Yamanaka Ino adalah teman masa kecil Uzumaki Naruto, dan takdir menggariskan mereka berdua untuk selalu bersama dimulai sejak masih dalam kandungan hingga duduk di bangku SMA. Meski Ino selalu berkata dia bosan karena melihat sosok Naruto dimana-mana, tapi gadis cantik berambut pirang itu tetap menempel padanya. Lebih tepatnya, Ino menjadikan Naruto sebagai pengawal pribadinya dengan alasan yang membuat Naruto memasang tampang ingin munta.

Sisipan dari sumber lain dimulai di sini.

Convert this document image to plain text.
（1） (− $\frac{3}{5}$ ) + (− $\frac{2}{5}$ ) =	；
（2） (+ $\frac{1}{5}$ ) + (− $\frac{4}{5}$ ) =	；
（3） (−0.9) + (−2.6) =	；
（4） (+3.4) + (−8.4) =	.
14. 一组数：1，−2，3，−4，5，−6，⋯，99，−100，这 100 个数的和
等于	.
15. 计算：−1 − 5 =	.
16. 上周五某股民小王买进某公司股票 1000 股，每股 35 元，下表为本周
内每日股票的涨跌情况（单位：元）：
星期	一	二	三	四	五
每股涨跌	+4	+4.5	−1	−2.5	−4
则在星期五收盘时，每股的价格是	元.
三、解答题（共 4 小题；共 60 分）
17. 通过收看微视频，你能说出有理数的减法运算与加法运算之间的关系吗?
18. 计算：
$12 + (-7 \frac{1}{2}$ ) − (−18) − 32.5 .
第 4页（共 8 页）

"Dengar ya, Naruto-kun. Aku ini gadis cantik populer yang jadi idola para murid lelaki di sekolah. Dalam sehari saja ada beberapa pucuk surat cinta di dalam lokerku. Eh, anjing setiamu--si bocah Konohamaru juga mengincarku, kau tahu itu? Tapi, aku tak tertarik mengencani bocah bau kencur." Ino mengipas-ngipasi tubuhnya dengan sehelai kertas tebal dengan gaya angkuh, berusaha mengusir hawa gerah yang memenuhi seisi ruangan. "Kesimpulannya, dengan banyaknya fanboys yang mengidolakanku, gerak-gerikku jadi sasaran empuk mereka. Bisa saja kan di tengah jalan saat pulang sekolah, aku dikepung lalu diseret ke suatu tempat gelap yang menyeramkan, lalu mereka me--menganu--kyaaa!" Ino menjerit ngeri karena imajinasi liarnya.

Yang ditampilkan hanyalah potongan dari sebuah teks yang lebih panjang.